The price of West Texas Intermediate (WTI) oil is hovering around $76.00 per barrel during the Asian session on Monday. Crude oil prices could extend their winning streak to a fourth straight day on rising supply concerns amid geopolitical tensions in the Middle East.

ABC News reported that the Israel Defense Forces (IDF) intercepted around 30 “projectiles” passing from Lebanon into northern Israel on Monday morning. The IDF said some projectiles landed in open areas and no injuries were reported.

On Saturday, Israel’s incursion into Gaza escalated with an airstrike that targeted a school compound, killing at least 90, according to the Gaza Civil Emergency Service. Israel disputed this casualty figure, labeling it exaggerated. Meanwhile, Hamas expressed uncertainty about engaging in new ceasefire talks on Sunday, as reported by Reuters.

Oil prices were also driven by rising positive economic data from China and the United States (US). Consumer prices in China rose faster than expected in July. China’s consumer price index (CPI) rose 0.5 percent from a year ago in July, beating expectations of 0.3 percent and the previous reading of 0.2 percent. Meanwhile, the monthly index also rose 0.5 percent, swinging from a previous drop of 0.2 percent.

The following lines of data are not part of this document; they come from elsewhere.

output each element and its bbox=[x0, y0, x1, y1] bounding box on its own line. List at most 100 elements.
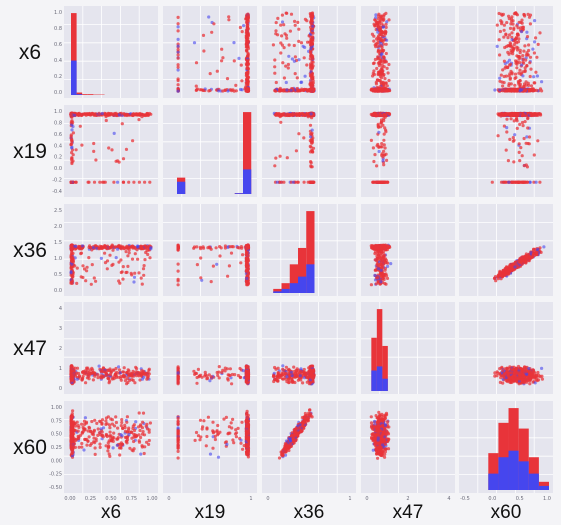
point-class-a bbox=[126, 264, 130, 268]
point-class-a bbox=[117, 260, 121, 264]
point-class-b bbox=[275, 180, 279, 184]
point-class-a bbox=[221, 89, 225, 93]
point-class-a bbox=[70, 279, 75, 283]
point-class-a bbox=[90, 112, 94, 116]
point-class-b bbox=[377, 130, 381, 134]
point-class-a bbox=[379, 44, 383, 48]
point-class-a bbox=[309, 84, 313, 88]
point-class-a bbox=[113, 245, 117, 249]
scatter-points bbox=[369, 11, 392, 93]
point-class-b bbox=[207, 15, 211, 19]
point-class-a bbox=[75, 266, 79, 270]
point-class-a bbox=[124, 147, 129, 151]
y-tick-label: 0.2 bbox=[54, 74, 62, 80]
point-class-a bbox=[534, 36, 538, 40]
point-class-a bbox=[139, 244, 143, 248]
point-class-a bbox=[94, 279, 98, 283]
point-class-a bbox=[284, 64, 288, 68]
point-class-a bbox=[144, 244, 148, 248]
point-class-b bbox=[242, 24, 246, 28]
point-class-a bbox=[69, 256, 73, 260]
point-class-a bbox=[375, 164, 379, 168]
point-class-a bbox=[212, 22, 216, 26]
y-tick-label: 1.0 bbox=[54, 109, 62, 115]
point-class-a bbox=[297, 132, 301, 136]
y-tick-label: 1.0 bbox=[54, 256, 62, 262]
point-class-a bbox=[512, 27, 516, 32]
point-class-a bbox=[246, 37, 250, 41]
point-class-a bbox=[245, 16, 249, 20]
point-class-b bbox=[376, 30, 380, 34]
panel-x19-vs-x6 bbox=[64, 105, 158, 197]
panel-x19-vs-x36 bbox=[262, 105, 356, 197]
point-class-a bbox=[373, 18, 377, 22]
point-class-a bbox=[380, 89, 384, 93]
point-class-a bbox=[512, 119, 516, 123]
point-class-a bbox=[518, 51, 522, 55]
point-class-a bbox=[376, 44, 380, 49]
point-class-a bbox=[533, 81, 537, 85]
point-class-a bbox=[139, 276, 143, 280]
point-class-a bbox=[293, 72, 297, 76]
point-class-a bbox=[303, 113, 307, 117]
point-class-a bbox=[524, 80, 528, 84]
point-class-b bbox=[239, 87, 243, 92]
point-class-a bbox=[500, 22, 504, 26]
point-class-a bbox=[117, 160, 121, 164]
point-class-b bbox=[114, 256, 118, 260]
point-class-a bbox=[372, 69, 376, 73]
point-class-b bbox=[285, 88, 289, 92]
y-tick-label: 0.0 bbox=[54, 90, 62, 96]
point-class-b bbox=[149, 247, 153, 251]
y-tick-label: 0.4 bbox=[54, 143, 62, 149]
point-class-a bbox=[245, 19, 249, 24]
point-class-a bbox=[529, 67, 533, 71]
y-tick-label: 0.4 bbox=[54, 58, 62, 64]
point-class-a bbox=[371, 74, 375, 78]
point-class-a bbox=[308, 123, 313, 127]
point-class-a bbox=[535, 55, 539, 59]
point-class-a bbox=[142, 264, 146, 268]
point-class-a bbox=[246, 46, 250, 51]
point-class-a bbox=[287, 43, 291, 47]
point-class-a bbox=[502, 74, 506, 79]
point-class-a bbox=[274, 156, 278, 160]
point-class-a bbox=[121, 157, 126, 161]
point-class-a bbox=[293, 112, 297, 116]
point-class-a bbox=[274, 113, 278, 117]
point-class-a bbox=[240, 79, 244, 83]
point-class-b bbox=[533, 40, 537, 44]
point-class-a bbox=[522, 136, 526, 141]
point-class-a bbox=[311, 76, 315, 80]
point-class-a bbox=[310, 149, 314, 153]
point-class-a bbox=[194, 84, 198, 88]
point-class-a bbox=[278, 89, 282, 93]
point-class-a bbox=[81, 264, 85, 268]
point-class-b bbox=[292, 59, 296, 63]
point-class-a bbox=[208, 88, 212, 93]
point-class-a bbox=[98, 244, 102, 248]
point-class-a bbox=[528, 55, 533, 59]
point-class-b bbox=[237, 56, 241, 61]
point-class-a bbox=[282, 46, 286, 50]
point-class-a bbox=[87, 245, 91, 249]
point-class-a bbox=[526, 12, 530, 16]
point-class-a bbox=[223, 88, 227, 92]
point-class-a bbox=[246, 13, 250, 17]
point-class-a bbox=[292, 43, 296, 48]
point-class-a bbox=[377, 34, 381, 38]
point-class-a bbox=[122, 247, 126, 251]
point-class-a bbox=[507, 88, 511, 92]
point-class-b bbox=[117, 113, 121, 117]
point-class-a bbox=[523, 89, 527, 93]
point-class-a bbox=[382, 138, 386, 142]
point-class-b bbox=[100, 111, 104, 116]
point-class-a bbox=[220, 47, 224, 51]
point-class-a bbox=[84, 279, 88, 283]
point-class-a bbox=[87, 256, 91, 260]
point-class-a bbox=[510, 49, 515, 53]
point-class-a bbox=[498, 79, 502, 83]
point-class-a bbox=[137, 271, 141, 275]
point-class-a bbox=[276, 16, 280, 20]
point-class-a bbox=[140, 282, 144, 286]
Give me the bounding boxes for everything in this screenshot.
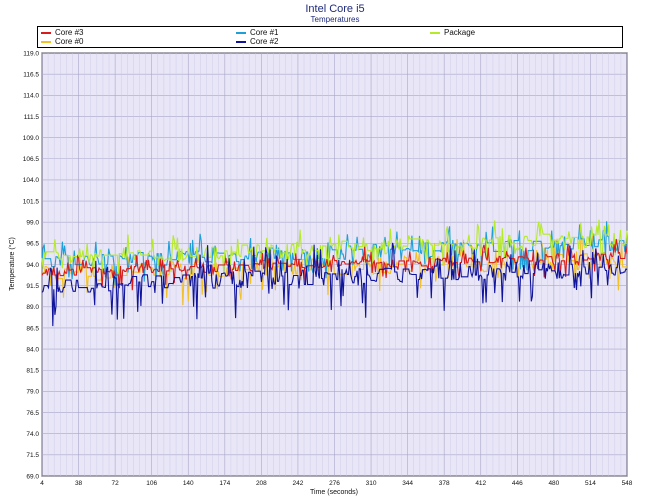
x-tick-label: 38: [75, 480, 83, 487]
legend-label-core3: Core #3: [55, 28, 84, 37]
legend-swatch-core1: [236, 31, 246, 34]
y-tick-label: 79.0: [26, 389, 39, 396]
legend-item-core0: Core #0: [41, 37, 83, 47]
y-tick-label: 74.0: [26, 431, 39, 438]
y-tick-label: 101.5: [23, 198, 40, 205]
x-tick-label: 310: [366, 480, 377, 487]
x-tick-label: 242: [293, 480, 304, 487]
series-lines: [41, 219, 628, 327]
x-tick-label: 548: [622, 480, 633, 487]
y-tick-label: 91.5: [26, 283, 39, 290]
legend-label-core2: Core #2: [250, 37, 279, 46]
x-tick-label: 140: [183, 480, 194, 487]
series-line-core-2: [41, 242, 628, 327]
legend: Core #3 Core #0 Core #1 Core #2 Package: [37, 26, 623, 48]
x-tick-label: 174: [219, 480, 230, 487]
legend-item-core2: Core #2: [236, 37, 278, 47]
legend-swatch-package: [430, 31, 440, 34]
y-tick-label: 89.0: [26, 304, 39, 311]
x-axis-ticks: 4 38 72 106 140 174 208 242 276 310 344 378 412 446 48…: [40, 480, 633, 487]
x-tick-label: 208: [256, 480, 267, 487]
x-tick-label: 480: [548, 480, 559, 487]
y-axis-ticks: 119.0 116.5 114.0 111.5 109.0 106.5 104.0 101.5…: [23, 50, 40, 480]
y-tick-label: 114.0: [23, 93, 39, 100]
y-tick-label: 116.5: [23, 71, 39, 78]
x-tick-label: 344: [402, 480, 413, 487]
series-line-core-1: [41, 221, 628, 287]
chart-title: Intel Core i5: [305, 3, 365, 15]
x-tick-label: 4: [40, 480, 44, 487]
legend-swatch-core2: [236, 40, 246, 43]
x-tick-label: 412: [475, 480, 486, 487]
x-axis-label: Time (seconds): [310, 489, 358, 496]
legend-swatch-core3: [41, 31, 51, 34]
series-line-package: [41, 219, 628, 276]
y-tick-label: 104.0: [23, 177, 40, 184]
y-tick-label: 111.5: [24, 114, 40, 121]
y-tick-label: 84.0: [26, 346, 39, 353]
legend-swatch-core0: [41, 40, 51, 43]
legend-label-package: Package: [444, 28, 476, 37]
x-tick-label: 106: [146, 480, 157, 487]
chart-subtitle: Temperatures: [310, 15, 360, 24]
x-tick-label: 514: [585, 480, 596, 487]
x-tick-label: 72: [112, 480, 120, 487]
y-tick-label: 106.5: [23, 156, 40, 163]
grid-lines: [41, 52, 628, 477]
legend-item-core3: Core #3: [41, 28, 83, 38]
y-tick-label: 96.5: [26, 241, 39, 248]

In addition, initial US jobless claims fell to 233,000 for the week ended August 2, below market expectations of 240,000. This decline follows an upwardly revised figure of 250,000 for the previous week, which was the largest in a year.

Expectations for a potential interest rate cut by the Federal Reserve (Fed) in September could support oil demand as the lower cost of borrowing will support US economic activities. The CME FedWatch tool indicates a 51.5% chance of a 25 basis point rate cut at the September meeting, up significantly from the 26.0% chance reported a week ago.

Frequently asked questions about WTI oil

WTI Oil is a type of crude oil sold on international markets. WTI stands for West Texas Intermediate, one of three major types, including Brent and Dubai Crude. WTI is also referred to as “light” and “sweet” due to its relatively low gravity and sulfur content, respectively. It is considered a high quality oil that is easy to refine. It originates in the United States and is distributed through the Cushing hub, which is considered “The Pipeline Crossroads of the World”. It is a reference point for the oil market and the price of WTI is frequently quoted in the media.

Like all assets, supply and demand are the key drivers of the WTI oil price. As such, global growth can be a driver of increased demand and vice versa for weak global growth. Political instability, wars and sanctions can disrupt supply and affect prices. Decisions by OPEC, a group of major oil-producing countries, is another key price driver. The value of the US dollar influences the price of WTI crude oil because oil is predominantly traded in US dollars, so a weaker US dollar can make oil more affordable and vice versa.

The weekly oil inventory reports published by the American Petroleum Institute (API) and the Energy Information Agency (EIA) influence the price of WTI oil. Changes in inventories reflect fluctuations in supply and demand. If the data shows a decline in inventories, it may indicate an increase in demand, leading to higher oil prices. Higher inventories may reflect increased supply, pushing prices lower. The API report is published every Tuesday and the EIA the following day. Their results are usually similar, falling within 1% of each other 75% of the time. EIM data is considered more reliable because it is a government agency.

OPEC (Organization of the Petroleum Exporting Countries) is a group of 13 oil-producing nations that collectively decide production quotas for member countries when they meet twice a year. Their decisions often affect WTI oil prices. When OPEC decides to cut quotas, it can tighten supply, pushing up oil prices. When OPEC increases production, it has the opposite effect. OPEC+ refers to an expanded group that includes ten additional non-OPEC members, the most notable of which is Russia.